Practical strategies & action steps (what to do now)

  • Daily nervous-system regulation (commit to practice)
    • Breathwork: at least 5 minutes of deep, slow, intentional breathing to allow the nervous system to “catch up.”
    • Humming/chanting: activates parasympathetic (ventral vagal) response and supports rest & recovery.
    • Rhythmic rocking: corporeal soothing reminiscent of womb/infant soothing; can be seated, standing, or lying down.
    • Combine these practices as needed throughout the day until you feel steady.
  • Boundaries with triggering family members:
    • Use creative, personalized boundaries that preserve proximity without sacrificing safety.
    • See family environments as “strong environments” and practice showing up differently (microscopic consistent changes can shift the environment).
  • Mind–body integration for emotional change:
    • Write down limiting thoughts and associated emotions.
    • Actively challenge those thoughts (cognitive reframe) while doing body-based regulation to release stored fear.
  • Meaning-making:
    • Ask: “What did I learn from this event?” and “How can I use this to create new meaning or purpose?”
    • Cultivate hope that meaning is possible; meaning fuels motivation to do difficult healing work.
  • For identity / imposter syndrome / “don’t belong” feelings:
    • Start with body-based calming (imagery, relaxation) so the person can access better cognitive framing.
    • Ask empowering questions like “Who told you you don’t belong?” to externalize and examine internalized narratives.
  • Therapeutic steps:
    • Consider trauma-informed therapy that includes lineage/family-tree work, somatic approaches, and integration (not just symptom management).
    • Understand that some conditions have strong genetic loadings (e.g., schizophrenia, bipolar)—healing can still improve functioning but may not “eliminate” all biological vulnerability.
  • Financial & practical self-education:
    • Build new skills (money management, systems) when scarcity mindsets persist—practical mastery decreases fear.

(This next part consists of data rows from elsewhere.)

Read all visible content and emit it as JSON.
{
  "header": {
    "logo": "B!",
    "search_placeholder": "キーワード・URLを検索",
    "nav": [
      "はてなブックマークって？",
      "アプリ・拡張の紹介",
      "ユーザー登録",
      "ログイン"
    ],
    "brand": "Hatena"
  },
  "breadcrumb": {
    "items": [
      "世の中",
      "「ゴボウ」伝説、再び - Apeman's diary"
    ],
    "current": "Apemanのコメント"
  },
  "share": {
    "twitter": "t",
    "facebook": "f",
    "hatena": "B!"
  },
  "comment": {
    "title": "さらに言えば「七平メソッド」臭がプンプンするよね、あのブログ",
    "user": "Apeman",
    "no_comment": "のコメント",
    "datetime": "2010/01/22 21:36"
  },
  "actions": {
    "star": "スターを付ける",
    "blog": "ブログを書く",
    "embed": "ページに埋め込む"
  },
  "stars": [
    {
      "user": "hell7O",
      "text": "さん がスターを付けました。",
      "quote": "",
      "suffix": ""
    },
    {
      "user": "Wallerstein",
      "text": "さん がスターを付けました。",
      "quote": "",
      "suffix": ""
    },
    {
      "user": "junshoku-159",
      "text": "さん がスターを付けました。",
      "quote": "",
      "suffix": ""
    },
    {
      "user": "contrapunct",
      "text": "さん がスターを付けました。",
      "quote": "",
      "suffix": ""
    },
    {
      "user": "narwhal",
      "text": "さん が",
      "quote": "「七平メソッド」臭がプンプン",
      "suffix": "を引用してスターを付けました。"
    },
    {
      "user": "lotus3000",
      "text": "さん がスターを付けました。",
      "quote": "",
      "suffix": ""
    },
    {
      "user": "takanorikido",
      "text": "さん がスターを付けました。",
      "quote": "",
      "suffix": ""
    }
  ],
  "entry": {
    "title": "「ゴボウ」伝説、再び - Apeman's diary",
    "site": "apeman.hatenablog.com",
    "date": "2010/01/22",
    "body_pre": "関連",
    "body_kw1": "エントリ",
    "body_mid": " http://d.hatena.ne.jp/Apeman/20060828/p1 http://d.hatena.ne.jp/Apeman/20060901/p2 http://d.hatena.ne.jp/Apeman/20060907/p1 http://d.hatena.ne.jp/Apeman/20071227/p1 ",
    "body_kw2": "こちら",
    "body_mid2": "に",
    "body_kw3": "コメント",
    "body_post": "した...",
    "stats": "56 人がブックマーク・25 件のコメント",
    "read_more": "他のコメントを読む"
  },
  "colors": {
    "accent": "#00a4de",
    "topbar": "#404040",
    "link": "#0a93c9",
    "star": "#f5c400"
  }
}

Useful clarifications about memory & trauma

  • Explicit memory (facts, events) can be compromised when trauma prevents encoding into long-term memory; this explains childhood gaps and amnesia-like experiences.
  • Implicit memory (sensory, bodily cues) often remains—smells, sounds, and sensations can trigger strong reactions even if explicit recall is absent.
  • Some blocked memories can be partially recovered; others may be lost due to how they were encoded. Therapy often focuses on implicit-body work and integration rather than solely retrieving explicit memories.

Mental-health framing

  • Common presentations: depression (global leading cause of disability), anxiety, ADHD-like symptoms, psychosis/dissociation (less discussed), complex trauma, reactive attachment disorder.
  • Depression has inflammatory and lifestyle contributors (diet, immunology, stress).
  • Traditional psychiatry often focuses on symptom management (medication). Dr. Buqué advocates for integrative work that addresses root trauma, nervous-system regulation, and lifestyle/meaning.

Resources & next steps

  • Dr. Mariel Buqué: website drmarielbouquet.com (courses, newsletter — weekly coping skill), Instagram & TikTok: @DrMarielBouquet
  • Start with 5 minutes of breathwork daily; add humming and rocking when possible.
  • Journal one limiting thought + associated emotion; then write a challenge/reframe for that thought.
  • If triggers or impairments are intense, seek trauma-informed therapy (somatic/attachment-informed clinicians).

Closing / Final insights

  • Healing generational trauma is a long-term, daily integrative process (mind, body, spirit) that can reduce suffering for you and future generations.
  • Practicing safety in the nervous system creates the space for curiosity, creativity, better relationships, and meaning-making.
  • You are not defined solely by what happened to you; breaking the cycle is possible and necessary work for personal and societal wellbeing.